Trump’s Troop Cut in Germany Surprised Senior U.S. Officials

President Donald Trump’s decision to cut U.S. troop levels in Germany blindsided a number of senior national security officials, according to five sources familiar with the matter, and the Pentagon had yet to receive a formal order to carry it out, Reuters reports.

Trump decided to remove 9,500 troops from Germany, one of America’s strongest allies, reducing the number there to 25,000 from 34,500, a senior U.S. official said on Friday.

That official said it was the result of months of work by the U.S. military leadership and had nothing to do with tensions between Trump and German Chancellor Angela Merkel, who thwarted his plan to host an in-person Group of Seven (G7) summit this month.

But other sources familiar with the matter said a number of U.S. officials at the White House, State Department and Pentagon were surprised by the decision and they offered explanations ranging from Trump’s pique over the G7 to the influence of Richard Grenell, the former U.S. ambassador to Germany and a Trump loyalist.

Reuters could not determine if Grenell had played a direct role with Trump in the decision-making. Grenell resigned his post on June 1, according to a State Department spokeswoman.

The Defense and State Departments referred questions to the White House National Security Council, which declined comment.

Asked for comment, Grenell said that “this is all gossip” and declined to address specific questions about the decision and his role in it. The reduction, he said, had been “in the works since last year.”

He underscored U.S. frustration over Germany’s failure to meet a NATO target of defense spending of 2% of GDP. He noted that NATO Secretary General Jens Stoltenberg named Germany as the only country that had not submitted a credible plan for how to reach their commitment.

At an online event hosted by the Atlantic Council thinktank on Monday, Stoltenberg declined to comment on what he termed “media leakages and media speculation” when asked about U.S. plans to cut troop numbers in Germany. He said NATO was “constantly consulting with the United States, with other NATO allies on the military posture, presence in Europe.”

Speaking on condition of anonymity, a U.S. official told Reuters the Pentagon had not received a formal order to cut troops and that the decision caught some Defense Department officials off guard and scrambling to figure out its meaning and impact on relations with Germany.

Germany was not consulted before the decision was first reported by the Wall Street Journal on Friday, two sources familiar with the matter said.

German government officials said on Monday that Berlin had not received confirmation of the U.S. move. But Peter Beyer, the German coordinator for transatlantic ties, said it would “shake the pillars of the transatlantic relationship.”

The Trump administration pushed to reduce U.S. troops in Germany for years and Grenell has criticized Berlin in public and private for failing to meet the NATO target of spending 2% of GDP on defense, said a source briefed on U.S.-German military relations.
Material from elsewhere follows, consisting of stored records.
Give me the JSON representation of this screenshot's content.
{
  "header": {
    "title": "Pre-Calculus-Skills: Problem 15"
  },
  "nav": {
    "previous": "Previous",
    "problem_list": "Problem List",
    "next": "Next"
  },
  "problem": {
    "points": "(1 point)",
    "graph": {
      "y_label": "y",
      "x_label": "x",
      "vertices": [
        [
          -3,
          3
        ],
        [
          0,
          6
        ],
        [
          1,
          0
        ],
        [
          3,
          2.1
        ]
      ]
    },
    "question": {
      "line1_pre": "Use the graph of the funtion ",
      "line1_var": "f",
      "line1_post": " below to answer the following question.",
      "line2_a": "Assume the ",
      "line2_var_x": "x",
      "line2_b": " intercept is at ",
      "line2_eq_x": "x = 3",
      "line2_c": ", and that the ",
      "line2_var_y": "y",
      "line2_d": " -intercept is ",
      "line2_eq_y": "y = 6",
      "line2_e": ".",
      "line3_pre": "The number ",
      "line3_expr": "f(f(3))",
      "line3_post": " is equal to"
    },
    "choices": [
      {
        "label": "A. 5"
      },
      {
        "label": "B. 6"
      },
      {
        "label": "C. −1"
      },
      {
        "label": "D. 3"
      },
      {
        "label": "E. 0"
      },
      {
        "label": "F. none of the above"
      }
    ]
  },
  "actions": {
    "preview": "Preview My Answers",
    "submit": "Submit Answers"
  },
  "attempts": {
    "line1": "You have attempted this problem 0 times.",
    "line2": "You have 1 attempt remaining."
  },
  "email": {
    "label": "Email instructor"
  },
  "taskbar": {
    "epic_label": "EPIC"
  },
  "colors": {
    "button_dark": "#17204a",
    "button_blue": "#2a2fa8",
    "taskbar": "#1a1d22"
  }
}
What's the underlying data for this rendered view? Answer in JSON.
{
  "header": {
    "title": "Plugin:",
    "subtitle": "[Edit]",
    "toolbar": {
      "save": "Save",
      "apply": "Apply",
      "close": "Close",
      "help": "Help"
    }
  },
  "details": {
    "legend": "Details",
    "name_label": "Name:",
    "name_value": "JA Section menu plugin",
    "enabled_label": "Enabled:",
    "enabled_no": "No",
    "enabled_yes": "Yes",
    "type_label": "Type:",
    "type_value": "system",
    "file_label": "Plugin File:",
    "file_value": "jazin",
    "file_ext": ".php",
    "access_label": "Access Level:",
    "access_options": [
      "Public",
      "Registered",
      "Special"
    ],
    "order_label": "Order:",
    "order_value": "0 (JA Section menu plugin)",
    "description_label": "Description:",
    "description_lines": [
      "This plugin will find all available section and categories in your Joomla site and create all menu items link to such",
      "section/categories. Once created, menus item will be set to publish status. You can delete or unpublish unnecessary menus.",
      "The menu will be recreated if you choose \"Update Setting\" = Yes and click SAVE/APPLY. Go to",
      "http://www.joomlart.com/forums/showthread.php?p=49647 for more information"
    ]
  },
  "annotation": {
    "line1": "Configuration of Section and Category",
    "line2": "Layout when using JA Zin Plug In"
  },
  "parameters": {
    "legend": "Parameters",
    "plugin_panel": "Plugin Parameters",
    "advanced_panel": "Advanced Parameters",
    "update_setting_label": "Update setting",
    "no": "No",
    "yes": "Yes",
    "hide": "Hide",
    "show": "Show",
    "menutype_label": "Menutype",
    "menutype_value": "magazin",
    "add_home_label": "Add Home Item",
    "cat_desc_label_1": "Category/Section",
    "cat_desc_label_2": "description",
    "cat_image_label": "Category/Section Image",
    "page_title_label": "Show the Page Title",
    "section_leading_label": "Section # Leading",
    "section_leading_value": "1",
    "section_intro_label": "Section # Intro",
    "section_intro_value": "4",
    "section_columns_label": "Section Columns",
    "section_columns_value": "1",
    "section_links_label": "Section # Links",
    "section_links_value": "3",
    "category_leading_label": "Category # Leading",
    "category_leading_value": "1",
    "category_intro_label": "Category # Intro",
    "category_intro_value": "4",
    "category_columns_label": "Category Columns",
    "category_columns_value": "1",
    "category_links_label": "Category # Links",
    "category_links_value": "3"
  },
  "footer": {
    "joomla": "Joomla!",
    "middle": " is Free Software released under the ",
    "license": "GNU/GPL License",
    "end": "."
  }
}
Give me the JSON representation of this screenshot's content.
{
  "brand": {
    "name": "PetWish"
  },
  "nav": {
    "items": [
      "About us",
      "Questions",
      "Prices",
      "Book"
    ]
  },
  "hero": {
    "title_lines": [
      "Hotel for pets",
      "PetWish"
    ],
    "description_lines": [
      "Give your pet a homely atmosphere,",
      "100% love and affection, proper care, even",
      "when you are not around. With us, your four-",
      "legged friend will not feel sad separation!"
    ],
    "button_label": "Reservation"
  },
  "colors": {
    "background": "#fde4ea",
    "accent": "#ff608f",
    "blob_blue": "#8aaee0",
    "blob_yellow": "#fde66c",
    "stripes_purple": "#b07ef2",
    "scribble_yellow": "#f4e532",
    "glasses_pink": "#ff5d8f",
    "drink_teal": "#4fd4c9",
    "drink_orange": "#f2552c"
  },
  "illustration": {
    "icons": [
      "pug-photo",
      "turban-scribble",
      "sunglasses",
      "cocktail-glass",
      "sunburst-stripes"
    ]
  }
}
“In that sense, it wasn’t a surprise, but there was no consultation or coordination. And Trump administration officials had said they did not expect a withdrawal of forces,” the source added.

The decision, which has not been officially confirmed by the White House, also surprised a number of senior national security officials in the U.S. government.

Senior State Department, Pentagon and some national security council officials were blindsided and “learned something was up when calls started coming around and the WSJ article hit,” said a third source familiar with the matter.